Monday, October 25, 2010

What's Happening on the Farm

Breaking apart garlic heads for garlic planting
   With the sweet potatoes all out of the ground, we're now starting to sort them.  First we set some aside for "seed" for next year.  When planted in our cold frames in early spring, the sweet potatoes will send up lots of "slips" which we then plant.  Even though we have many bushels of sellable potatoes, there are also plenty of tiny, cracked, etc. potatoes that have us thinking we ought to finally get started with a couple pigs.
  We've also been working on pulling the peanuts off the vines.  After digging the vines we brought them (peanuts still attached) to one of our buildings where we pull the peanuts off.  The peanuts are then put on trays to dry.  We then feed the vines to Elsea our cow.
  We finished planting strawberries a couple weeks ago, expanding a bit from last year.  The neighbor farmer brought over some straw for us to mulch them.  This is especially important for keeping strawberries clean.  The mulch is also great for weed control and eventually organic matter for the soil.  Now going on to our fourth season here, we are starting to see the regular additions of mulch and manure, along with cover crops, making a difference.  We also finished planting the garlic, shallots and multiplier onions.  We expanded this patch too!  We're hopeful the multiplier onions will give us plenty of spring onions come early spring.  We've also been planting the fields that don't have fall or over-wintered crops to cover crops.
  During this recent warm weather we've seen a good bit of bee activity on asters, small white or purple wildflowers.  We were hopeful the bees were getting some winter honey stored for themselves from it, but it seems it has barely helped them hold their own.  It's definitely time now to feed the colonies that didn't maintain sufficient stores to make it through the winter.  Although we had a very good honey crop, it came early and was very short, so it's been a good five months since the bees had any opportunity to get ahead.  Summers are very typically discouraging, trying just to limit losses from queen problems, starvation, disease, robbing, etc., and knowing that the next real opportunity to make honey isn't until next May.  At this point we're hoping just to hold on to as many hives as we had this year for next year.
  We ended up with only one goat in milk this summer.  Now that we have a bit more time, we've been milking her once a day and making a simple cheese for ourselves.  Our other cow, Mary May, is due at Thanksgiving.
  We're certainly looking forward to winter.  But to keep ourselves disciplined we have a few projects we hope to get done, including hooking up a wood stove, building fences, shoveling out and spreading manure, building grape and kiwi trellises, reconfiguring the chicken fences around the gardens, assembling and cleaning up bee equipment, sorting and shelling and winnowing corn for cornmeal, planting trees, pruning, maybe building a greenhouse, building/setting up some basic infrastructure for a couple pigs...

The Harvest


Look what I found in the garden

What's that in your hair Nora?

Monday, October 4, 2010

Wet Pockets

Paul  said the grass got his pants wet.  Upon further inspection, we found them filled with muscadine grapes!

Butter

Nora and Paul milking Elsea

Skimming the cream

Churning the cream into butter
4 pounds of butter!

Sunday, October 3, 2010

Okra

It's almost too late to be sharing an okra recipe, but maybe you stocked up your freezers with enough okra to keep trying new okra recipes all through the winter. We've certainly had a bounty of okra this year. Maybe we shouldn't have planted that extra little row in the triangle garden. Now that the okra plants need to be bent over to be picked and are still growing strong, Melissa might confess -- Eric never! -- that she's gotten a bit tired of okra. We've sauted it, stewed it, roasted it, and fried it. Then a week ago we discovered a new way to cook it. Okra fritters! Suddenly, we weren't sure we'd frozen enough okra to keep us in fritters for the winter. We're nearing the end of the okra season, so enjoy some now and make sure you are stocked up for the winter, too.

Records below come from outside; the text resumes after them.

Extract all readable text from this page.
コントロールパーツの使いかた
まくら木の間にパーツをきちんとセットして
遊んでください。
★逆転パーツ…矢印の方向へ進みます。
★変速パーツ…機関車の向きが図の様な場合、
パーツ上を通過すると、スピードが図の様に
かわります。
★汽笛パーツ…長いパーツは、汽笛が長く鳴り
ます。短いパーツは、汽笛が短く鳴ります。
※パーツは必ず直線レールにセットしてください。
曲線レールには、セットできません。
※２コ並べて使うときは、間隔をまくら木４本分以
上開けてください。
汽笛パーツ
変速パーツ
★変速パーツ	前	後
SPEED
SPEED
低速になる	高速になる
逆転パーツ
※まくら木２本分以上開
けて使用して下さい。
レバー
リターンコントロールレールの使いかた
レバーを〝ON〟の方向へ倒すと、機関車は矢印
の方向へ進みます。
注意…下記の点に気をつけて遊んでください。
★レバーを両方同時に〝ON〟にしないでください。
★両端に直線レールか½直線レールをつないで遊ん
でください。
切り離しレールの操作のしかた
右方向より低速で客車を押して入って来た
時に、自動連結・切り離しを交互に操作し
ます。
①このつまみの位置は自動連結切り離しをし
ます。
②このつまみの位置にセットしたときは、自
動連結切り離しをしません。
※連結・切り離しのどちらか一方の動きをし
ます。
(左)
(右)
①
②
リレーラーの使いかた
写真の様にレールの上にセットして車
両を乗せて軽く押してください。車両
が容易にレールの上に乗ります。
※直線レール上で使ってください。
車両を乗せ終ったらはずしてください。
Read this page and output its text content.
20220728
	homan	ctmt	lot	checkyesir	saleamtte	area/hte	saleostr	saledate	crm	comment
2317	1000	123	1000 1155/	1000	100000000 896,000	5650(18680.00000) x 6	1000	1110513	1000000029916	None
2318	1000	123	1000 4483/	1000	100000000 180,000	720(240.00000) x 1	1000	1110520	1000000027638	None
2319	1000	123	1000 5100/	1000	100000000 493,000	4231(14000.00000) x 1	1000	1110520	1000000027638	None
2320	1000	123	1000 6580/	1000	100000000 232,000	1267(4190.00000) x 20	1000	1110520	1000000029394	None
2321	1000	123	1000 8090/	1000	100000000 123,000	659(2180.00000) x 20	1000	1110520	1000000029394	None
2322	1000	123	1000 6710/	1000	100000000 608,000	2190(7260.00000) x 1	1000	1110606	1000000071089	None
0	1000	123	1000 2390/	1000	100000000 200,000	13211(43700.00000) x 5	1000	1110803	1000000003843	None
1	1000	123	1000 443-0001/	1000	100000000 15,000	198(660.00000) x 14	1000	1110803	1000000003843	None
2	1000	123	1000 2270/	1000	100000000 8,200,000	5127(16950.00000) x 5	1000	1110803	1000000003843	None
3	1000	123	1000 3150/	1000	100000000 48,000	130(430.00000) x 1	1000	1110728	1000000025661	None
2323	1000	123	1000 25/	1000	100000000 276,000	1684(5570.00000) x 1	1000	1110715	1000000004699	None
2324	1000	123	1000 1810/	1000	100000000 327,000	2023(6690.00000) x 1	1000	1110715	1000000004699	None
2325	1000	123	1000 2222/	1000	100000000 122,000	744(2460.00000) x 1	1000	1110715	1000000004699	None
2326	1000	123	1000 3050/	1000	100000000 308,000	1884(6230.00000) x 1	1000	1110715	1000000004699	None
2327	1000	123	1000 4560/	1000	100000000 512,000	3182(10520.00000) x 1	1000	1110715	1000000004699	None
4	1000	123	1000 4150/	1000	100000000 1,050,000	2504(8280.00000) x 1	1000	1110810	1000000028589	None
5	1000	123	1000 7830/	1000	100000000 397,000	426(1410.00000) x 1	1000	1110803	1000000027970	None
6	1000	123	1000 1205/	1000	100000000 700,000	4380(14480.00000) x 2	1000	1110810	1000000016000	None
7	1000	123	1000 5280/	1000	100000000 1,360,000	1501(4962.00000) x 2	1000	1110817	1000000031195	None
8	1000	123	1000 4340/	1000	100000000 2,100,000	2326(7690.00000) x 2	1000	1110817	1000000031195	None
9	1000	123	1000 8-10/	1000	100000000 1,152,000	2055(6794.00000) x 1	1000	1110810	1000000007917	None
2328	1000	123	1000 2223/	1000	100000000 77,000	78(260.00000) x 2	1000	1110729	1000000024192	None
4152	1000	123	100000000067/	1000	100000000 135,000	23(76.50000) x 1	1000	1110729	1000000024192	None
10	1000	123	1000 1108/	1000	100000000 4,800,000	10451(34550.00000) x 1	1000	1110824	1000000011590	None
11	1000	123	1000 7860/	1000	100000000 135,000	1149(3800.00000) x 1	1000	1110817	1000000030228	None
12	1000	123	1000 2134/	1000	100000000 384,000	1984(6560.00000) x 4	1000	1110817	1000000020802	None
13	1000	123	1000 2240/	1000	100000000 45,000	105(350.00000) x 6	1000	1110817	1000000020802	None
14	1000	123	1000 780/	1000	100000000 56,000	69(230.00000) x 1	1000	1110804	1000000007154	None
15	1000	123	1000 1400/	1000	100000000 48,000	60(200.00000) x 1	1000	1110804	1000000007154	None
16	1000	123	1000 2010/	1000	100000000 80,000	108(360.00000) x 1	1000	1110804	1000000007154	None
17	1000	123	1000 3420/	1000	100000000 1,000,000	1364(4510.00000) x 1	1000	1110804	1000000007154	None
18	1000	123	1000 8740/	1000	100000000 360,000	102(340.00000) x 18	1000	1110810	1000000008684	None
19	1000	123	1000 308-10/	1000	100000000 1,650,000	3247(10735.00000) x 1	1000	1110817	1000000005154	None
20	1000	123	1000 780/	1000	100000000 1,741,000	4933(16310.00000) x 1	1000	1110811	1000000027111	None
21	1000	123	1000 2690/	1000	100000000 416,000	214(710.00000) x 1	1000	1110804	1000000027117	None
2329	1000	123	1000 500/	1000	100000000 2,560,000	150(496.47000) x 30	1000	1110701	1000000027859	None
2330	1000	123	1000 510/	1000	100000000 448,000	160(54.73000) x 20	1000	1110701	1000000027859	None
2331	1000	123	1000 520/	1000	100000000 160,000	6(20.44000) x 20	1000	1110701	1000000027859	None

Okra Fritters (adapted from Everyday Food)

2 cups oil or lard
1/2 cup cornmeal or flour
salt and pepper
2 cups coarsely chopped okra
1/2 small onion diced small (1/2 cup)
1 egg
1/4 cup buttermilk

1. In a large, heavy skillet, heat oil over medium. In a medium bowl, combine flour, 1/2 tsp. salt, and 1/4 tsp. pepper. Add okra and onion and toss to coat. In a small bowl, whisk together egg and buttermilk. Add to okra mixture and stir just until combined.

2. In two batches, drop batter in 2-tablespoonful mounds into oil. With a small spatula or butter knife, gently flatten each mound and fry until golden, about 4 minutes per side, flipping once (adjust heat if browning too quickly). Drain on paper towels. Season with salt and serve warm.